Kotak in its note has further forecasted a 50 bps increase in EBIT margin on a sequential basis which will be driven by easing supply side pressures, rationalization of subcontractor usage, improved utilization, and operational efficiencies.

Kotal also expects strong deal wins of $10 bn+ for the quarter, assuming normal renewal component. However, the brokerage does not include TCV from mega deal with BSNL that is likely to be signed with TCS.

Additionally, TCS’ commentary on growth outlook will be keenly followed. TCS is expected to be a beneficiary of higher focus of enterprises on cost take-outs and core modernization.
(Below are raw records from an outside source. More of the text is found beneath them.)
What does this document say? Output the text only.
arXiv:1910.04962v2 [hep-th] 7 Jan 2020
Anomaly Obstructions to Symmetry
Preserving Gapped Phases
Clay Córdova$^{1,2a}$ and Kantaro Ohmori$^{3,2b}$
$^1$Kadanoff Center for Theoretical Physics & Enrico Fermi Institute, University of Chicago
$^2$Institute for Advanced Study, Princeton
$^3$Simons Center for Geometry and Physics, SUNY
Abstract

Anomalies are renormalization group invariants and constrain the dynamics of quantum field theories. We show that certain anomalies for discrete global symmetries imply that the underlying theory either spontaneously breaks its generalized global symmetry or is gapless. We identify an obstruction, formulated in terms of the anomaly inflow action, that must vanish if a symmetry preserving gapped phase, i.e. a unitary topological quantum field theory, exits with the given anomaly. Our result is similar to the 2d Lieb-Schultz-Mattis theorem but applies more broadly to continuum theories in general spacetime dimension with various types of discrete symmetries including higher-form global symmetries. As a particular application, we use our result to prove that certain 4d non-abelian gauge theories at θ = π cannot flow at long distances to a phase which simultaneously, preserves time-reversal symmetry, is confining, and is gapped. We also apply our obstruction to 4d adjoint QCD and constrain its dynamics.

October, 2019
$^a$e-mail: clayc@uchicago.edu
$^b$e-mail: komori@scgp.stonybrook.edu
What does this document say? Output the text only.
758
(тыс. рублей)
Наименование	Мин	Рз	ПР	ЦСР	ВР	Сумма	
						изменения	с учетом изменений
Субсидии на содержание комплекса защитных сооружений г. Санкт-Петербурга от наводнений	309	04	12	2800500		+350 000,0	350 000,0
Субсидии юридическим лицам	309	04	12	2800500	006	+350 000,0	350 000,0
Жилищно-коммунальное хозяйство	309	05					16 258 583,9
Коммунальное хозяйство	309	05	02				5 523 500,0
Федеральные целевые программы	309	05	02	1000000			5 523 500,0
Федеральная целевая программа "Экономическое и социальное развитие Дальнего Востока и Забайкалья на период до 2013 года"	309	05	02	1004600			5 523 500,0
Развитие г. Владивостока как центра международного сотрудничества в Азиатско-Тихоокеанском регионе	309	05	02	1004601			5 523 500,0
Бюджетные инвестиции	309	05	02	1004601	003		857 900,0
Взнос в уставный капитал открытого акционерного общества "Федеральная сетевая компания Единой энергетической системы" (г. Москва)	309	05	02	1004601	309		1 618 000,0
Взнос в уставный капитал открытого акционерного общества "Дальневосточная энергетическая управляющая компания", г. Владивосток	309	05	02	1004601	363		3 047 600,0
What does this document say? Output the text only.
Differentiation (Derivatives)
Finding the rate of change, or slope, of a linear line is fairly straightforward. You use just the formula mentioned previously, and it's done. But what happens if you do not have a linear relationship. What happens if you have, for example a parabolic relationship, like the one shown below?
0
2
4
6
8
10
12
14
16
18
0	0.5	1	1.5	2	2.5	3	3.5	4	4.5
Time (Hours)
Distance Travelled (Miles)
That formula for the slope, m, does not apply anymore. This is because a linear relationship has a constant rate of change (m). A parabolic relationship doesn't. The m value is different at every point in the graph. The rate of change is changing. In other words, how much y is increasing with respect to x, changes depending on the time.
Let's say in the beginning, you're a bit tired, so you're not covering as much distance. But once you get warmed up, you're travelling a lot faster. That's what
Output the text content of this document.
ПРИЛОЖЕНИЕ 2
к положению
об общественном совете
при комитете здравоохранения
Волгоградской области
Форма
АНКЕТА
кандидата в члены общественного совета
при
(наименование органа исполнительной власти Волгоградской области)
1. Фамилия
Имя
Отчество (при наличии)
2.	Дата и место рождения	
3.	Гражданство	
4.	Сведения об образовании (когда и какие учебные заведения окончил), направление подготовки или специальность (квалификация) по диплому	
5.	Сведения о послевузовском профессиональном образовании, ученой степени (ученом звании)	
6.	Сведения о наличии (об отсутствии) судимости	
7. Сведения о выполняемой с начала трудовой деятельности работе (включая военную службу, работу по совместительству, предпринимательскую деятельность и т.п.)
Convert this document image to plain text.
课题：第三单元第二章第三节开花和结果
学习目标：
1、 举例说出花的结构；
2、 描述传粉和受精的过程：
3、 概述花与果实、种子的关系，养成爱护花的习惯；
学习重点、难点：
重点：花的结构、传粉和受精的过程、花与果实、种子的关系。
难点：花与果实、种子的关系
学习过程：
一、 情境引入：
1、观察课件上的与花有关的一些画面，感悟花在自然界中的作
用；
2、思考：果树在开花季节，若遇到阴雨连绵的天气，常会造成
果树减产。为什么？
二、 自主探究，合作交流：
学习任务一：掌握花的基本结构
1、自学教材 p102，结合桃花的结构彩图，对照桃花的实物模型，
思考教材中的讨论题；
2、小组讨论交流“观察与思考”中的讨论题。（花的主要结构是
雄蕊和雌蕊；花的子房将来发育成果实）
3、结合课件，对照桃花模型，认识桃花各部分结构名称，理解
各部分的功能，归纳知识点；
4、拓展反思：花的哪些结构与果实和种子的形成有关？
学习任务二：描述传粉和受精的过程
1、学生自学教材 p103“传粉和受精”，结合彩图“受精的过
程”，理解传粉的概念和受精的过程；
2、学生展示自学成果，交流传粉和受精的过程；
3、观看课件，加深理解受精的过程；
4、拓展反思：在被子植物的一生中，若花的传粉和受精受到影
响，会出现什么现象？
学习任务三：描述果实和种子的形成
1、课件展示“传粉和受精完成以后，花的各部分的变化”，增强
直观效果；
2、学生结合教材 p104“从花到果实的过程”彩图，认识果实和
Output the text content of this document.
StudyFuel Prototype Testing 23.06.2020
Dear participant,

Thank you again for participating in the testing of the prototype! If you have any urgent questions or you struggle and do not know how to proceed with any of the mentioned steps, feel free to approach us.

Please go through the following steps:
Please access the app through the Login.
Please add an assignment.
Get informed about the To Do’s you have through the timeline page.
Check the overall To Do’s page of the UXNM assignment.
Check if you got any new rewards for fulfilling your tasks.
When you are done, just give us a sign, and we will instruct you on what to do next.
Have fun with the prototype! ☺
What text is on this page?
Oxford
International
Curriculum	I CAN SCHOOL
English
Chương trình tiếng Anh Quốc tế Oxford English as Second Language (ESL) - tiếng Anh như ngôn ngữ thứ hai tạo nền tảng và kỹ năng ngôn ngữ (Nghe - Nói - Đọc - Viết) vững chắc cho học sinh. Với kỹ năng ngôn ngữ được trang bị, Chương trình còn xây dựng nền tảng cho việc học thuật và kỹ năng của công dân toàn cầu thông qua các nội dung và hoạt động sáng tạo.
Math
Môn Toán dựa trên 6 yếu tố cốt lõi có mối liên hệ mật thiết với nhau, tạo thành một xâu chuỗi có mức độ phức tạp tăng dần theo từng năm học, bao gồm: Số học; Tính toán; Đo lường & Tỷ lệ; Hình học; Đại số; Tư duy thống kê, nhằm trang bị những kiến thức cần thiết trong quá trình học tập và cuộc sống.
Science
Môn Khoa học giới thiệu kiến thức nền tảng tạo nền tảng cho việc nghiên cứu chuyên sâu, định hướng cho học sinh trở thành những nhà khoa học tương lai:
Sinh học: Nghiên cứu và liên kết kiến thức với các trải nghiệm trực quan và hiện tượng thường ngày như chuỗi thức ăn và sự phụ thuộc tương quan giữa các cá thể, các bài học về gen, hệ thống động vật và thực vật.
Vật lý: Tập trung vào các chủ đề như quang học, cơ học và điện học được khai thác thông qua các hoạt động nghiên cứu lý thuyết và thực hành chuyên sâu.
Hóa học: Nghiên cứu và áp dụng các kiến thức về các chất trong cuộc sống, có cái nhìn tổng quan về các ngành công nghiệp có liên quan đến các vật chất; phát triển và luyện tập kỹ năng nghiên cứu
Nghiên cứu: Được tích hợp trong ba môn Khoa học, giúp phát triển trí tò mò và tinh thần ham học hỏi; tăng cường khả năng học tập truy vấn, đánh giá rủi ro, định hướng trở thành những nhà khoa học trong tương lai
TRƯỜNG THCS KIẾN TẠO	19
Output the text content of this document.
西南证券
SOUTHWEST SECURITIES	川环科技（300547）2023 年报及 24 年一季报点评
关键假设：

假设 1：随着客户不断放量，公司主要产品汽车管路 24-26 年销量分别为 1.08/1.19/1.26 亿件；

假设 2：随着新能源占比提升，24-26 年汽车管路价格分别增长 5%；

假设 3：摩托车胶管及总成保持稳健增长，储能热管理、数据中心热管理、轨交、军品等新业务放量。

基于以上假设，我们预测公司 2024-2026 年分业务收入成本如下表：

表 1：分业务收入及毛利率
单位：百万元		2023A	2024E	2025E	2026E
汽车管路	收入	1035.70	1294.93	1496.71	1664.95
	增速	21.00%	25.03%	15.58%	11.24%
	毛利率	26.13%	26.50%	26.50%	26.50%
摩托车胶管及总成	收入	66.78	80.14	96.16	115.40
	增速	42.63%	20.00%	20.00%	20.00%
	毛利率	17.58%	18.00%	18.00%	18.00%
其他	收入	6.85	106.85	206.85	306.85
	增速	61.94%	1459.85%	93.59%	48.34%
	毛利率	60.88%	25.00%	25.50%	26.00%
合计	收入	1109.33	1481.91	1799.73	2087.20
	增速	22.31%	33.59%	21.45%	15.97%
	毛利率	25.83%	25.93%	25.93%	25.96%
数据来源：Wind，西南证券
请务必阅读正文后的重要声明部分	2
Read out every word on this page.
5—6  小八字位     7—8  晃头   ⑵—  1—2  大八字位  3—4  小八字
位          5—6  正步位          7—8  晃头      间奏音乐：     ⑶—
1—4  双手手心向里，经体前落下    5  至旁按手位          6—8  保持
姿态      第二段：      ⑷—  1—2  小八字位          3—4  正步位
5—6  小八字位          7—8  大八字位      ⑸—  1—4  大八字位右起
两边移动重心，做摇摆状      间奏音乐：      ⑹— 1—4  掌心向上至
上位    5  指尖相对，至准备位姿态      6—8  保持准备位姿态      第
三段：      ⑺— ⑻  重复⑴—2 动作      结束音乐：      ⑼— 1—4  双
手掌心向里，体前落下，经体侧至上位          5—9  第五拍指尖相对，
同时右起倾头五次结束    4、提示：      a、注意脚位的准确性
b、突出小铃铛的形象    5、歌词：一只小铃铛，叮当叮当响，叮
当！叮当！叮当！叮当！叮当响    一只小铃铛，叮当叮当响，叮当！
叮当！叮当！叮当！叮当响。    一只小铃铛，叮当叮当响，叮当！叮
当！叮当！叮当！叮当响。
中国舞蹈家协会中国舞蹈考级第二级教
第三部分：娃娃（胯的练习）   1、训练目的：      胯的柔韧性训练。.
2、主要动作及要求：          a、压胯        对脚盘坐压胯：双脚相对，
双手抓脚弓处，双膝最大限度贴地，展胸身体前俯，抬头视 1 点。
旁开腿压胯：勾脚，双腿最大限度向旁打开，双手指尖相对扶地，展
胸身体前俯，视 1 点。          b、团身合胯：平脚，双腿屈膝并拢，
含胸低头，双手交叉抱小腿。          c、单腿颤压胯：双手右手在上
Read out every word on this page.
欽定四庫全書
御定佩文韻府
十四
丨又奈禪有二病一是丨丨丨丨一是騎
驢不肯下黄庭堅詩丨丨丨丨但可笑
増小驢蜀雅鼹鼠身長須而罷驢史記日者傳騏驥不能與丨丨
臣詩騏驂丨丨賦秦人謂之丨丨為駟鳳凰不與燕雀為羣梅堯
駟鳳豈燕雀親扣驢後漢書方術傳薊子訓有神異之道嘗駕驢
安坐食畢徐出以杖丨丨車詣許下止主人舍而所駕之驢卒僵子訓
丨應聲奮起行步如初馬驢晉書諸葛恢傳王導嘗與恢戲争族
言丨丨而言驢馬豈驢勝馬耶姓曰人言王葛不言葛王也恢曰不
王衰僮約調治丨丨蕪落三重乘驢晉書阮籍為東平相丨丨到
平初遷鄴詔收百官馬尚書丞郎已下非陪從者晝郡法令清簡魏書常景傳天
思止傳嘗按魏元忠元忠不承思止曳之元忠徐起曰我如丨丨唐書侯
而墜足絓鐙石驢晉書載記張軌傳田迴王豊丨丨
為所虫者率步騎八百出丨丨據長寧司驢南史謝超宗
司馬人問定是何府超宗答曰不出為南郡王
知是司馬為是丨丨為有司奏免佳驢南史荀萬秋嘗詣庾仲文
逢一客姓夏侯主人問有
In constant currency terms, Motilal Oswal expects , revenue growth is likely to be at ~0.9% QoQ, implying ~90bp of currency tailwind. While expect a 30bp improvement in operating margin, led by stabilizing supply and receding attrition.

Overall, ICICI Direct expects TCS to report a revenue of ₹59,362.9 crore up by 17.3% YoY and 1.9% QoQ. EBITDA is seen at ₹15,968.6 crore up by 15.3% YoY and 2.7% QoQ. While PAT is factored at ₹11,224.5 crore higher by 13.1% YoY and 3.5% QoQ respectively.

As per Kotak, key factors that investors can focus on TCS’ Q4 results are:

– CY2023E budget closure and pace of decision-making and ramp up of budgeted spends;

– pipeline of cost take-out and vendor consolidation decisions of clients and win-rates;

– changes to strategy, key bets and priorities of the organization under new CEO and continuity of current organizational structure that underwent a reorg under Rajesh;

– health of impacted verticals/geos especially hi-tech, retail and Europe;

– outlook of spending in BFS given recent events and exposure to impacted companies;

– how the current slowdown and potentially even recession differ from the past;

– whether attrition rate can reduce to pre-Covid levels and maintain pre-Covid level gap with peers and

– levers to increase margin back to 26-28% range.

 

Disclaimer: The views and recommendations made above are those of individual analysts or broking companies, and not of Mint. We advise investors to check with certified experts before taking any investment decisions.